Mechanical alloying and sintering of nanostructured tungsten carbide-reinforced copper composite and its characterization

Elemental powders of copper (Cu), tungsten (W) and graphite (C) were mechanically alloyed in a planetary ball mill with different milling durations (0–60 h), compacted and sintered in order to precipitate hard tungsten carbide particles into a copper matrix. Both powder and sintered composite were characterized by X-ray diffraction (XRD) and scanning electron microscopy (SEM) and assessed for hardness and electrical conductivity to investigate the effects of milling time on formation of nanostructured Cu–WC composite and its properties. No carbide peak was detected in the powder mixtures after milling. Carbide WC and W2C phases were precipitated only in the sintered composite. The formation of WC began with longer milling times, after W2C formation. Prolonged milling time decreased the crystallite size as well as the internal strain of Cu.
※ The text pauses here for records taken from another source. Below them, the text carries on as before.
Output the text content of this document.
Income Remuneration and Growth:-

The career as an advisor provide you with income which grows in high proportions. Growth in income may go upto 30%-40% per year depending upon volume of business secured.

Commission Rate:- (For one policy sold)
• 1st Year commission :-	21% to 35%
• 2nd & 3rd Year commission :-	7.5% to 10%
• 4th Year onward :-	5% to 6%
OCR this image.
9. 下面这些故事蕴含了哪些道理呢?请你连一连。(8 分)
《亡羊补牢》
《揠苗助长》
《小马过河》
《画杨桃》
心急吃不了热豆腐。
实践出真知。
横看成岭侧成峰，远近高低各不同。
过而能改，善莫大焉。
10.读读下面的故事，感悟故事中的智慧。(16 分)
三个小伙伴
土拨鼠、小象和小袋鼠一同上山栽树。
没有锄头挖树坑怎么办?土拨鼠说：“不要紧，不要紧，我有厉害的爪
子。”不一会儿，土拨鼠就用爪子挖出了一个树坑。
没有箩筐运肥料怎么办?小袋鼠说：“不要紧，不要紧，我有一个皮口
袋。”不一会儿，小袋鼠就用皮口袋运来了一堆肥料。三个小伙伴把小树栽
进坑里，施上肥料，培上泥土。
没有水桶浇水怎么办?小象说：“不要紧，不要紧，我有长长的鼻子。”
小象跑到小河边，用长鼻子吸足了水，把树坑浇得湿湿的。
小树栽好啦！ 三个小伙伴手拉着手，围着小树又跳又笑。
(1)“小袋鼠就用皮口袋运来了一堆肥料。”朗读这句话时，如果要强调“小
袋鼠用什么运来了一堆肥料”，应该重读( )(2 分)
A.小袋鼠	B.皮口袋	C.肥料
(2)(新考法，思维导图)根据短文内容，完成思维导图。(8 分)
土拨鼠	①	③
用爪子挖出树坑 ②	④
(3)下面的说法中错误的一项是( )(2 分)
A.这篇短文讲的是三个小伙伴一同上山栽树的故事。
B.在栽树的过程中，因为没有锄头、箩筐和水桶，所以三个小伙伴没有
Hardness of the composite was enhanced but electrical conductivity reduced with increasing milling time.

Research highlights
► W2C phase was formed at short milling time while WC only appears after longer milling time.
► Cu crystallite size decreased but internal strain increased with increasing milling time.
► Increasing milling time induced more WC formation, thus improving the hardness of the composite.
► Electrical conductivity is reduced due to powder refinement and the presence of carbide phases.